When Julia was asked why she decided to get involved with the EMC so closely this Summer, she explained that she had been looking for a way to work with the center ever since she came to Champlain.

“This summer they contacted me about a VR project involving filmmaking.”

What initially drew her to the project was the idea that she would be able to work with students outside of the classroom, for longer than a few hours a week.

“I was excited to learn more about the EMC and thrilled to have a chance to really dive into a project with students who could work on it full time.”

Julia worked to further encourage the intimacy of the project with the team. She wanted them to understand what they were doing and why. Their dedication was also what would help her with her own inspirations and ideas. In order to continue to develop the concept of this new project, she asked them questions that would provoke emotional responses.

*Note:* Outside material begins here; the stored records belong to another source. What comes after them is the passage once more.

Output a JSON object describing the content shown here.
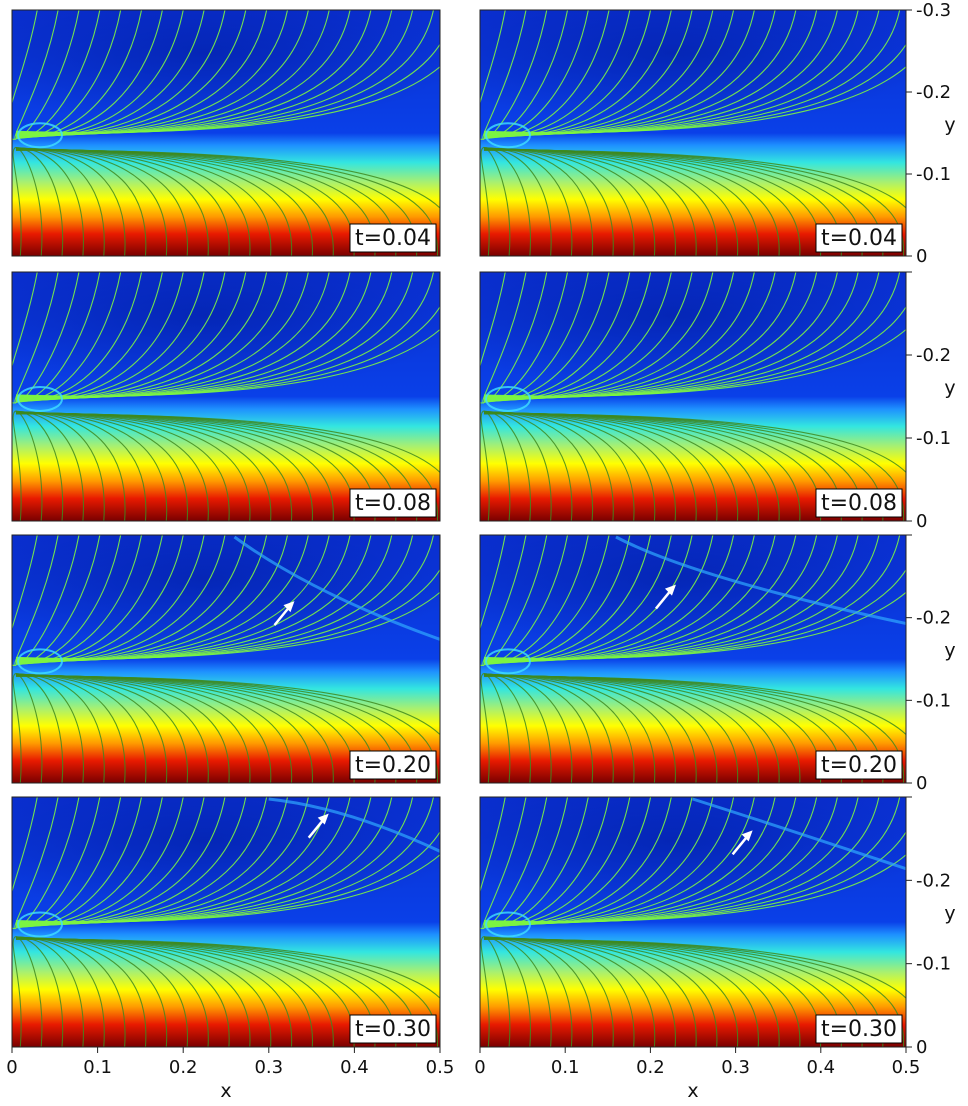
{
  "figure": {
    "axis_titles": {
      "x": "x",
      "y": "y"
    },
    "x_ticks": [
      "0",
      "0.1",
      "0.2",
      "0.3",
      "0.4",
      "0.5"
    ],
    "y_ticks": [
      "0",
      "0.1",
      "0.2",
      "0.3"
    ]
  },
  "chart_data": [
    {
      "type": "heatmap",
      "column": "left",
      "row": 1,
      "label": "t=0.04",
      "arrow": false
    },
    {
      "type": "heatmap",
      "column": "right",
      "row": 1,
      "label": "t=0.04",
      "arrow": false
    },
    {
      "type": "heatmap",
      "column": "left",
      "row": 2,
      "label": "t=0.08",
      "arrow": false
    },
    {
      "type": "heatmap",
      "column": "right",
      "row": 2,
      "label": "t=0.08",
      "arrow": false
    },
    {
      "type": "heatmap",
      "column": "left",
      "row": 3,
      "label": "t=0.20",
      "arrow": true,
      "arrow_tip": [
        0.33,
        0.22
      ]
    },
    {
      "type": "heatmap",
      "column": "right",
      "row": 3,
      "label": "t=0.20",
      "arrow": true,
      "arrow_tip": [
        0.23,
        0.24
      ]
    },
    {
      "type": "heatmap",
      "column": "left",
      "row": 4,
      "label": "t=0.30",
      "arrow": true,
      "arrow_tip": [
        0.37,
        0.28
      ]
    },
    {
      "type": "heatmap",
      "column": "right",
      "row": 4,
      "label": "t=0.30",
      "arrow": true,
      "arrow_tip": [
        0.32,
        0.26
      ]
    }
  ]
}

“It was important to me that they felt personally invested in the subject. I pushed the team to consider what they truly cared about…if they had a captive audience, what would they say. Then we worked on how to transform those ideas and thoughts into characters, feelings, and experiences.”

Working with 360 video was brand new for most of the members of the team aside from Mathew Roache (Film major, ’19) a video producer on the project team. He had worked with360 video technology once before in a class he had taken while studying abroad in Montreal. 

“I worked on a concept for a game for Electronic Arts and Crytek in Germany that had some similar goals and interactions, but this was before mass 360 was available. I have played with 360 videos before, but working with the team, we have all had the chance to jump in and do in-depth research and tests which has really expanded both our knowledge and interest in the medium.”

Storytelling has been a huge part of Julia’s career as a professor, a working director, writer, and editor. Throughout her life, she has found different ways to tell different stories with different mediums. One of her goals for the Summer was to teach the student team a little more about the art form.

“A lot of artists working in new visual mediums try to bring the old rules with them, and I have tried to guide students to think about which rules are essential to grab an audience’s attention, and which rules no longer fit. And then to remind the students that rules are only lessons we have learned from past experience, and they are always bending and changing.”

Julia Swift threw herself into the project this Summer and really focused on not just the task but the team behind it. Her vibrancy seemed to energize those around her and her dedication was incredible. She has one piece of advice for any other professors that are thinking of getting involved with the Emergent Media Center;

“You will only get as much out of it as you put into it.”